Karlebach Guy, Hansen Peter, Köhler Kristin, Robinson Peter N
The Jackson Laboratory for Genomic Medicine, 10 Discovery Drive, Farmington, CT 06032, USA.
Berlin Institute of Health at Charité-Universitätsmedizin Berlin, Charitéplatz 1, 10117 Berlin, Germany.
NAR Genom Bioinform. 2024 Dec 5;6(4):lqae165. doi: 10.1093/nargab/lqae165. eCollection 2024 Dec.
Gene Ontology overrepresentation analysis (GO-ORA) is a standard approach towards characterizing salient functional characteristics of sets of differentially expressed genes (DGE) in RNA sequencing (RNA-seq) experiments. GO-ORA compares the distribution of GO annotations of the DGE to that of all genes or all expressed genes. This approach has not been available to characterize differential alternative splicing (DAS). Here, we introduce a desktop application called isopretGO for visualizing the functional implications of DGE and DAS that leverages our previously published machine-learning predictions of GO annotations for individual isoforms. We show based on an analysis of 100 RNA-seq datasets that DAS and DGE frequently have starkly different functional profiles. We present an example that shows how isopretGO can be used to identify functional shifts in RNA-seq data that can be attributed to differential splicing.

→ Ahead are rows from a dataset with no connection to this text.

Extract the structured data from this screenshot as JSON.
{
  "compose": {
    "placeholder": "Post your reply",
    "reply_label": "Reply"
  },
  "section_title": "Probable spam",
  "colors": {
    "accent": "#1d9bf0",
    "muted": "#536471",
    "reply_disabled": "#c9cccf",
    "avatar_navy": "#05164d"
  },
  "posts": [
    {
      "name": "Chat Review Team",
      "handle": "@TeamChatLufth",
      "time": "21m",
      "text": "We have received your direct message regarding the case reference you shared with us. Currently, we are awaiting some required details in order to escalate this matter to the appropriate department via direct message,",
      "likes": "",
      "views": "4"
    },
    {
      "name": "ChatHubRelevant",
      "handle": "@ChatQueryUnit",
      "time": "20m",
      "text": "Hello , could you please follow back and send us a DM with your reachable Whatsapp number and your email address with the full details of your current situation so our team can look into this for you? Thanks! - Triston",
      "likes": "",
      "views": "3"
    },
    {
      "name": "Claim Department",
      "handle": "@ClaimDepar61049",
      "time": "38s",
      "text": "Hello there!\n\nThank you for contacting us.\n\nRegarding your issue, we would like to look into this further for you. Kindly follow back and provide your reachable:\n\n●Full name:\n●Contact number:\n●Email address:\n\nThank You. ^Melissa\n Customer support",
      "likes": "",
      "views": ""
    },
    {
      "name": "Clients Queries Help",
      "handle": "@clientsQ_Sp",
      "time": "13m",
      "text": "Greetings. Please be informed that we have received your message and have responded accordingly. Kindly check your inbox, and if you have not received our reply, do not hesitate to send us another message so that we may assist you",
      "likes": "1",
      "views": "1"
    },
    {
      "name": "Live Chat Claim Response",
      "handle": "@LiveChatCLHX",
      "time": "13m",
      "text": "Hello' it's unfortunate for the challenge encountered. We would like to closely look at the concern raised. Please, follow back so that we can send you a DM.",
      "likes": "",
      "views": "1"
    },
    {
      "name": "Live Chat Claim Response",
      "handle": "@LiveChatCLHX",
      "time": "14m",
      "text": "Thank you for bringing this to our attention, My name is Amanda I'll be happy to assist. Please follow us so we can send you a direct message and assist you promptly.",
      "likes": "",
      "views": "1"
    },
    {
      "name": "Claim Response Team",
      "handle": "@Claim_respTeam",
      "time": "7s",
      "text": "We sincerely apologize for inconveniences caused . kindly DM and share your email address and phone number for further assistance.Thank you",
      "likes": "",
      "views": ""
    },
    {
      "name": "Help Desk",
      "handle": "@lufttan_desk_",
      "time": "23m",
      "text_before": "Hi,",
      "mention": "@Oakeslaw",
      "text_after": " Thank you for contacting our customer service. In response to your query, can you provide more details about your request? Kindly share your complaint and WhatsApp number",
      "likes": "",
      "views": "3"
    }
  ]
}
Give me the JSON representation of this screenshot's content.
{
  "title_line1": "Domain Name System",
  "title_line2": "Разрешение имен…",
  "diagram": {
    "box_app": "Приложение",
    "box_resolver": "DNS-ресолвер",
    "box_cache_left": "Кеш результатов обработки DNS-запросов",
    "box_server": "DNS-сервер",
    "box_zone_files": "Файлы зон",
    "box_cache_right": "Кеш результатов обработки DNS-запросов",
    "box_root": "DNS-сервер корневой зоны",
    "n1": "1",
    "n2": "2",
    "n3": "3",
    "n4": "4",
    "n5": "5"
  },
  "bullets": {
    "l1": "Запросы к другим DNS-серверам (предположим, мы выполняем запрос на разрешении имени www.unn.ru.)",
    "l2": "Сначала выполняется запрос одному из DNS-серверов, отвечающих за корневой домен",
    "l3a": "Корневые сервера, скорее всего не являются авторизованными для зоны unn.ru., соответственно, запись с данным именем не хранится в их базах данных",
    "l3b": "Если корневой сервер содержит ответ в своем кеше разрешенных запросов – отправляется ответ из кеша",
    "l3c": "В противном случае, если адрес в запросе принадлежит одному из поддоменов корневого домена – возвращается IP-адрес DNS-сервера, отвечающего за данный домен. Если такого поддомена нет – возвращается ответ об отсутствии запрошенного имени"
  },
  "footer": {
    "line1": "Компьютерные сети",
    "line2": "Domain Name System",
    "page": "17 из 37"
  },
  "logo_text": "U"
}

基因本体过表达分析(GO-ORA)是一种用于表征RNA测序(RNA-seq)实验中差异表达基因(DGE)集显著功能特征的标准方法。GO-ORA将DGE的GO注释分布与所有基因或所有表达基因的分布进行比较。这种方法尚未用于表征差异可变剪接(DAS)。在这里,我们引入了一个名为isopretGO的桌面应用程序,用于可视化DGE和DAS的功能影响,该应用程序利用了我们之前发表的针对单个异构体的GO注释的机器学习预测。基于对100个RNA-seq数据集的分析,我们表明DAS和DGE通常具有截然不同的功能谱。我们给出一个示例,展示了如何使用isopretGO来识别RNA-seq数据中可归因于差异剪接的功能变化。